# Which Cold Air Intake is the best?



## djfonte23 (Jan 6, 2004)

NISMO, AEM, or INJEN???

I'm having a tough time deciding. Nismo is the most expensive, is it even worth it? AEM and Injen are about the same price, but which is better? Which one should i buy out of the three??

Can some one shed some light on the subject? THANKS!


----------



## Cuban_B_93_XE (Apr 24, 2003)

Hmm, tough question. Id go with a radio or a spoiler


----------



## morepower2 (Apr 19, 2002)

djfonte23 said:


> NISMO, AEM, or INJEN???
> 
> I'm having a tough time deciding. Nismo is the most expensive, is it even worth it? AEM and Injen are about the same price, but which is better? Which one should i buy out of the three??
> 
> Can some one shed some light on the subject? THANKS!


The Nismo Gen II CAI makes the most power, closely followed by AEM, trailed by Injen.

The Nismo Gen II has slick one piece styling with an intergrated maf housing.

Mike


----------



## djfonte23 (Jan 6, 2004)

morepower2 said:


> The Nismo Gen II CAI makes the most power, closely followed by AEM, trailed by Injen.
> 
> The Nismo Gen II has slick one piece styling with an intergrated maf housing.
> 
> Mike



I'm just talking about the 350z intake though...Theres only one Nismo CAI for the 350z out right now


----------



## morepower2 (Apr 19, 2002)

djfonte23 said:


> I'm just talking about the 350z intake though...Theres only one Nismo CAI for the 350z out right now


There is a gen II one out now.

Mike


----------



## Cuban_B_93_XE (Apr 24, 2003)

Z's are decent, but if you want serious power get a Sentra SE-R. Drop in the sr20det and with other mods, you can run high 12's or low 13's. At the end of the day the sentra will get the ladies too.


----------



## morepower2 (Apr 19, 2002)

Cuban_B_93_XE said:


> Z's are decent, but if you want serious power get a Sentra SE-R. Drop in the sr20det and with other mods, you can run high 12's or low 13's. At the end of the day the sentra will get the ladies too.

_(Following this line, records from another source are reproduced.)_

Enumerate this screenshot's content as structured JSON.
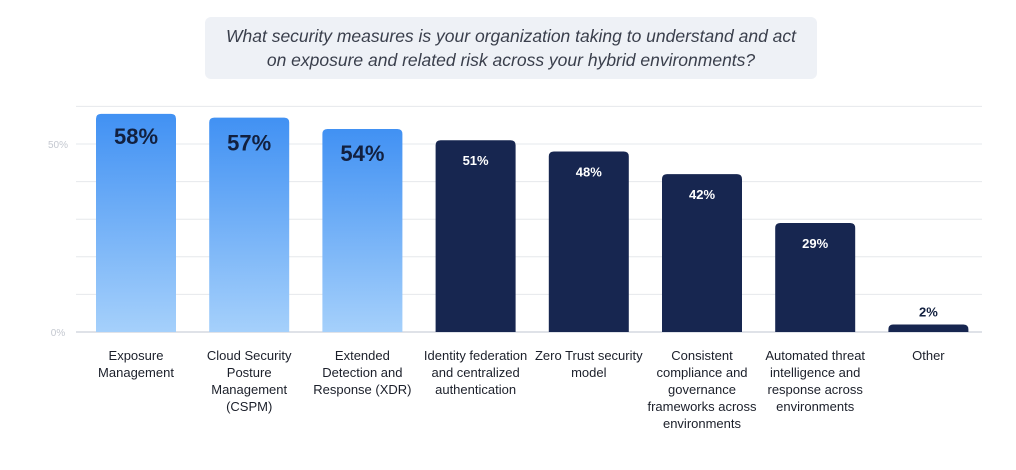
{
  "chart_data": {
    "type": "bar",
    "title": "What security measures is your organization taking to understand and act on exposure and related risk across your hybrid environments?",
    "categories": [
      "Exposure Management",
      "Cloud Security Posture Management (CSPM)",
      "Extended Detection and Response (XDR)",
      "Identity federation and centralized authentication",
      "Zero Trust security model",
      "Consistent compliance and governance frameworks across environments",
      "Automated threat intelligence and response across environments",
      "Other"
    ],
    "values": [
      58,
      57,
      54,
      51,
      48,
      42,
      29,
      2
    ],
    "data_labels": [
      "58%",
      "57%",
      "54%",
      "51%",
      "48%",
      "42%",
      "29%",
      "2%"
    ],
    "ylim": [
      0,
      60
    ],
    "yticks": [
      {
        "value": 0,
        "label": "0%"
      },
      {
        "value": 50,
        "label": "50%"
      }
    ],
    "grid": true,
    "highlighted_count": 3,
    "colors": {
      "highlight_top": "#4191f3",
      "highlight_bottom": "#a5d0fb",
      "default": "#172650",
      "label_on_light": "#12203f",
      "label_on_dark": "#ffffff",
      "grid": "#e6e8ec"
    }
  }
}
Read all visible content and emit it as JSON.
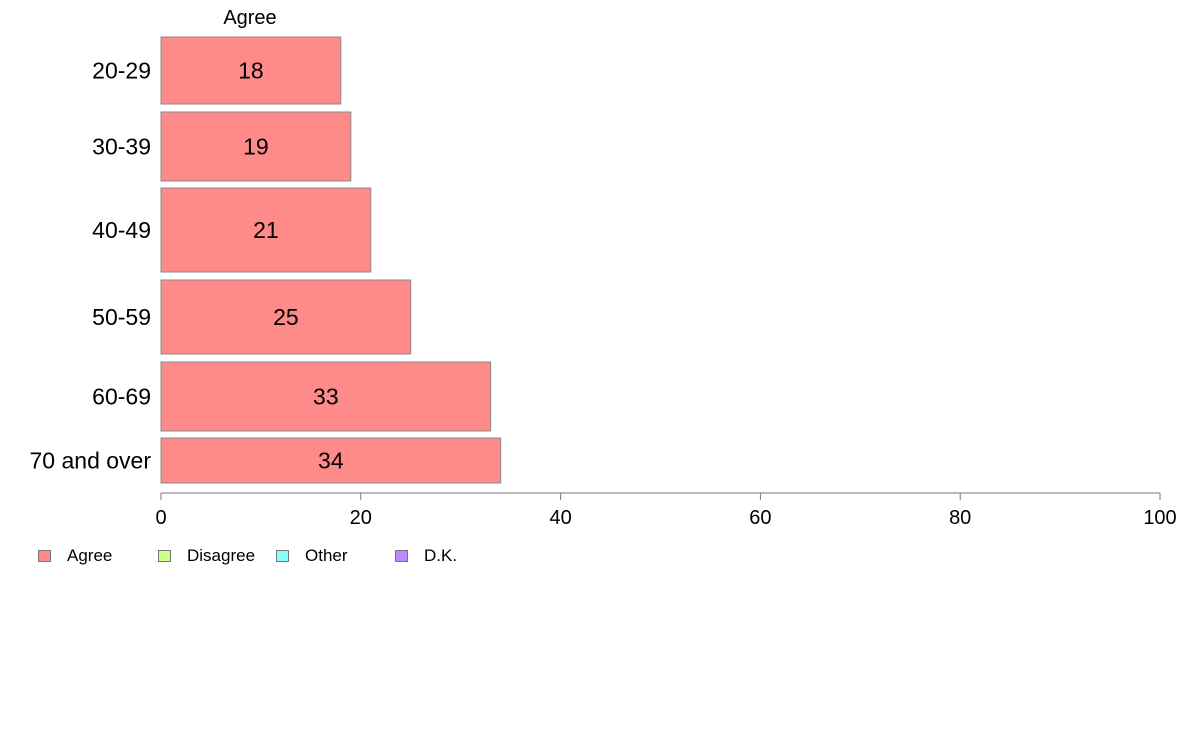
{
  "chart_data": {
    "type": "bar",
    "orientation": "horizontal",
    "title": "Agree",
    "categories": [
      "20-29",
      "30-39",
      "40-49",
      "50-59",
      "60-69",
      "70 and over"
    ],
    "series": [
      {
        "name": "Agree",
        "values": [
          18,
          19,
          21,
          25,
          33,
          34
        ],
        "color": "#ff8a8a"
      }
    ],
    "value_labels": [
      "18",
      "19",
      "21",
      "25",
      "33",
      "34"
    ],
    "xlim": [
      0,
      100
    ],
    "xticks": [
      0,
      20,
      40,
      60,
      80,
      100
    ],
    "xtick_labels": [
      "0",
      "20",
      "40",
      "60",
      "80",
      "100"
    ],
    "grid": false,
    "legend": {
      "position": "bottom-left",
      "entries": [
        {
          "label": "Agree",
          "color": "#ff8a8a"
        },
        {
          "label": "Disagree",
          "color": "#ccff88"
        },
        {
          "label": "Other",
          "color": "#88ffff"
        },
        {
          "label": "D.K.",
          "color": "#bb88ff"
        }
      ]
    }
  }
}
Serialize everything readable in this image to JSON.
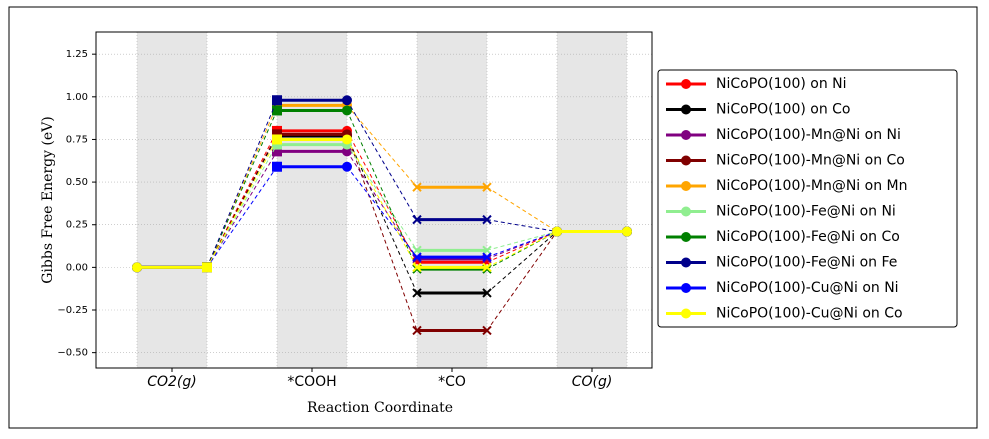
{
  "chart_data": {
    "type": "energy-diagram",
    "xlabel": "Reaction Coordinate",
    "ylabel": "Gibbs Free Energy (eV)",
    "categories": [
      "CO2(g)",
      "*COOH",
      "*CO",
      "CO(g)"
    ],
    "ylim": [
      -0.59,
      1.38
    ],
    "yticks": [
      {
        "value": -0.5,
        "label": "−0.50"
      },
      {
        "value": -0.25,
        "label": "−0.25"
      },
      {
        "value": 0,
        "label": "0.00"
      },
      {
        "value": 0.25,
        "label": "0.25"
      },
      {
        "value": 0.5,
        "label": "0.50"
      },
      {
        "value": 0.75,
        "label": "0.75"
      },
      {
        "value": 1,
        "label": "1.00"
      },
      {
        "value": 1.25,
        "label": "1.25"
      }
    ],
    "grid": true,
    "legend": "outside right",
    "series": [
      {
        "name": "NiCoPO(100) on Ni",
        "color": "#ff0000",
        "values": [
          0,
          0.8,
          0.03,
          0.21
        ]
      },
      {
        "name": "NiCoPO(100) on Co",
        "color": "#000000",
        "values": [
          0,
          0.77,
          -0.15,
          0.21
        ]
      },
      {
        "name": "NiCoPO(100)-Mn@Ni on Ni",
        "color": "#800080",
        "values": [
          0,
          0.68,
          0.05,
          0.21
        ]
      },
      {
        "name": "NiCoPO(100)-Mn@Ni on Co",
        "color": "#800000",
        "values": [
          0,
          0.78,
          -0.37,
          0.21
        ]
      },
      {
        "name": "NiCoPO(100)-Mn@Ni on Mn",
        "color": "#ffa500",
        "values": [
          0,
          0.95,
          0.47,
          0.21
        ]
      },
      {
        "name": "NiCoPO(100)-Fe@Ni on Ni",
        "color": "#90ee90",
        "values": [
          0,
          0.72,
          0.1,
          0.21
        ]
      },
      {
        "name": "NiCoPO(100)-Fe@Ni on Co",
        "color": "#008000",
        "values": [
          0,
          0.92,
          -0.01,
          0.21
        ]
      },
      {
        "name": "NiCoPO(100)-Fe@Ni on Fe",
        "color": "#00008b",
        "values": [
          0,
          0.98,
          0.28,
          0.21
        ]
      },
      {
        "name": "NiCoPO(100)-Cu@Ni on Ni",
        "color": "#0000ff",
        "values": [
          0,
          0.59,
          0.06,
          0.21
        ]
      },
      {
        "name": "NiCoPO(100)-Cu@Ni on Co",
        "color": "#ffff00",
        "values": [
          0,
          0.75,
          0.0,
          0.21
        ]
      }
    ]
  }
}
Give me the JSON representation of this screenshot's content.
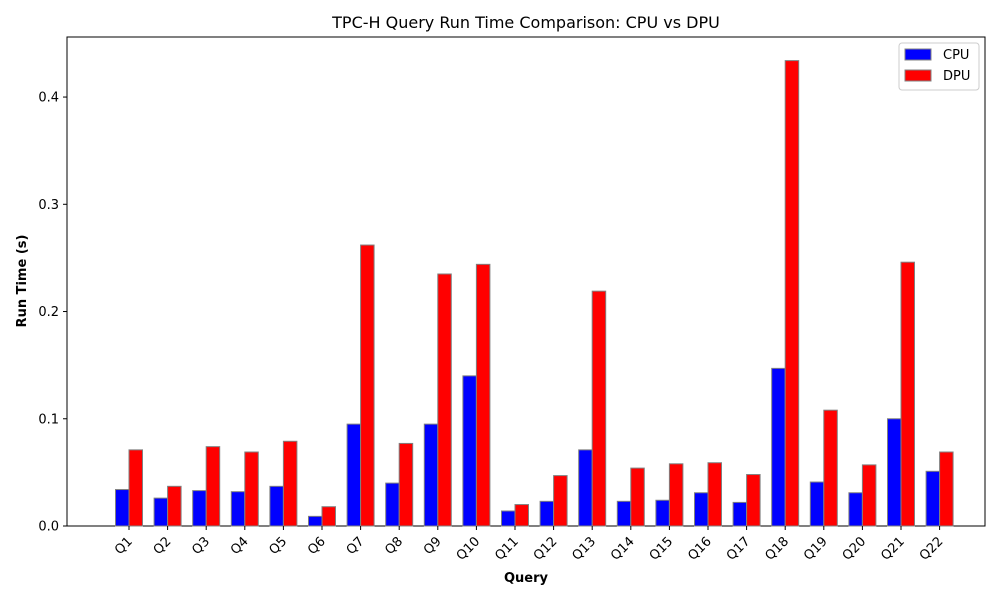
{
  "chart_data": {
    "type": "bar",
    "title": "TPC-H Query Run Time Comparison: CPU vs DPU",
    "xlabel": "Query",
    "ylabel": "Run Time (s)",
    "categories": [
      "Q1",
      "Q2",
      "Q3",
      "Q4",
      "Q5",
      "Q6",
      "Q7",
      "Q8",
      "Q9",
      "Q10",
      "Q11",
      "Q12",
      "Q13",
      "Q14",
      "Q15",
      "Q16",
      "Q17",
      "Q18",
      "Q19",
      "Q20",
      "Q21",
      "Q22"
    ],
    "series": [
      {
        "name": "CPU",
        "color": "#0000ff",
        "values": [
          0.034,
          0.026,
          0.033,
          0.032,
          0.037,
          0.009,
          0.095,
          0.04,
          0.095,
          0.14,
          0.014,
          0.023,
          0.071,
          0.023,
          0.024,
          0.031,
          0.022,
          0.147,
          0.041,
          0.031,
          0.1,
          0.051
        ]
      },
      {
        "name": "DPU",
        "color": "#ff0000",
        "values": [
          0.071,
          0.037,
          0.074,
          0.069,
          0.079,
          0.018,
          0.262,
          0.077,
          0.235,
          0.244,
          0.02,
          0.047,
          0.219,
          0.054,
          0.058,
          0.059,
          0.048,
          0.434,
          0.108,
          0.057,
          0.246,
          0.069
        ]
      }
    ],
    "ylim": [
      0,
      0.456
    ],
    "yticks": [
      "0.0",
      "0.1",
      "0.2",
      "0.3",
      "0.4"
    ],
    "legend_position": "top-right",
    "grid": false,
    "bar_edge_color": "#808080"
  }
}
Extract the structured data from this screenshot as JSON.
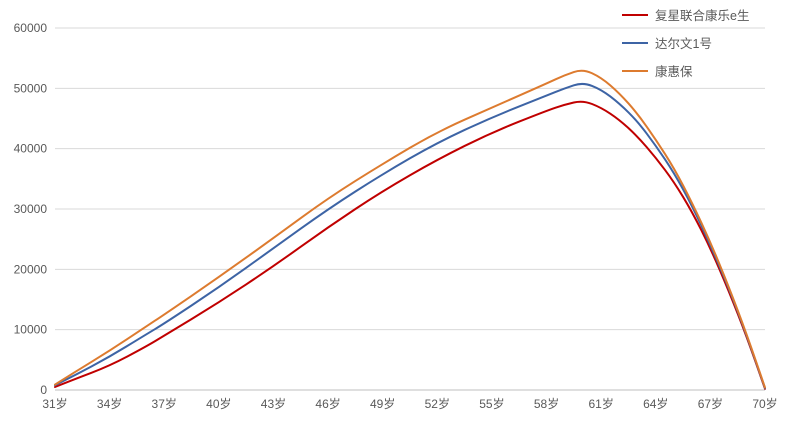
{
  "chart_data": {
    "type": "line",
    "title": "",
    "xlabel": "",
    "ylabel": "",
    "grid": true,
    "legend_position": "top-right",
    "ylim": [
      0,
      60000
    ],
    "y_ticks": [
      0,
      10000,
      20000,
      30000,
      40000,
      50000,
      60000
    ],
    "y_tick_labels": [
      "0",
      "10000",
      "20000",
      "30000",
      "40000",
      "50000",
      "60000"
    ],
    "x_unit": "age",
    "x_tick_ages": [
      31,
      34,
      37,
      40,
      43,
      46,
      49,
      52,
      55,
      58,
      61,
      64,
      67,
      70
    ],
    "x_tick_labels": [
      "31岁",
      "34岁",
      "37岁",
      "40岁",
      "43岁",
      "46岁",
      "49岁",
      "52岁",
      "55岁",
      "58岁",
      "61岁",
      "64岁",
      "67岁",
      "70岁"
    ],
    "x": [
      31,
      32,
      34,
      36,
      37,
      40,
      43,
      46,
      49,
      52,
      55,
      58,
      59,
      60,
      61,
      62,
      63,
      64,
      65,
      66,
      67,
      68,
      69,
      70
    ],
    "series": [
      {
        "name": "复星联合康乐e生",
        "color": "#c00000",
        "values": [
          500,
          1700,
          4000,
          7200,
          9000,
          14500,
          20500,
          27000,
          33000,
          38200,
          42700,
          46300,
          47300,
          48000,
          46800,
          44800,
          42000,
          38500,
          34500,
          29500,
          23500,
          16500,
          8800,
          200
        ]
      },
      {
        "name": "达尔文1号",
        "color": "#3d64a5",
        "values": [
          800,
          2300,
          5500,
          9200,
          11000,
          17000,
          23500,
          30000,
          35800,
          41000,
          45200,
          48800,
          50000,
          51000,
          49800,
          47500,
          44500,
          40500,
          36000,
          30500,
          24000,
          17000,
          9000,
          300
        ]
      },
      {
        "name": "康惠保",
        "color": "#dd7b2f",
        "values": [
          900,
          2800,
          6500,
          10500,
          12500,
          18700,
          25200,
          31800,
          37500,
          42800,
          46800,
          50800,
          52200,
          53200,
          51800,
          49200,
          45800,
          41500,
          36800,
          31000,
          24500,
          17200,
          9200,
          400
        ]
      }
    ],
    "style": {
      "grid_color": "#d9d9d9",
      "axis_line_color": "#bfbfbf",
      "tick_label_color": "#595959",
      "background": "#ffffff",
      "line_width": 2
    }
  }
}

You gotta be kidding, ask any lady if they would rather be seen in a Sentra or a 350Z!

Mike


----------



## caramanoffr (Dec 21, 2003)

morepower2 said:


> There is a gen II one out now.
> 
> Mike


 From what source is this 'gen II'... an authorized Nissan dealer or aftermarket?


----------



## morepower2 (Apr 19, 2002)

caramanoffr said:


> From what source is this 'gen II'... an authorized Nissan dealer or aftermarket?


Nissan dealer.

Mike


----------



## Guest (Jan 8, 2004)

aem is the same as the nismo. i'd suggest you go with the injen as the filter is located in the grille area of the front bumper, therefore you have increase air flow. i have a friend who has a brand new injen cai for $200. let me if you're interested.


----------



## morepower2 (Apr 19, 2002)

537 said:


> aem is the same as the nismo. i'd suggest you go with the injen as the filter is located in the grille area of the front bumper, therefore you have increase air flow. i have a friend who has a brand new injen cai for $200. let me if you're interested.


The Nismo Gen II is not the same as AEM and makes more power than AEM, especialy in the mid range. It doent even look at all like the AEM system, it has an intergral MAF body for a cool smooth one piece look.

NPM tested the Injen and the gains were less that what I have seen with the Nismo and AEM.

Mike


----------



## djfonte23 (Jan 6, 2004)

*JWT Pop Charger w/ Heat shield*

The JWT Pop Charger w/ Heat shield claims to produce 6.5 hp, that it "sounds awesome"...if this is true i'll feel like a big a$$hole for buying the nismo CAI


----------



## myoung (Apr 15, 2002)

djfonte23 said:


> The JWT Pop Charger w/ Heat shield claims to produce 6.5 hp, that it "sounds awesome"...if this is true i'll feel like a big a$$hole for buying the nismo CAI


If it's true? http://www.nissanperformancemag.com/june03/350pop/


----------



## morepower2 (Apr 19, 2002)

djfonte23 said:


> The JWT Pop Charger w/ Heat shield claims to produce 6.5 hp, that it "sounds awesome"...if this is true i'll feel like a big a$$hole for buying the nismo CAI


The Nismo CAI makes its power throughout the powerband while the JWT is primarily at the top end. 

Mike


----------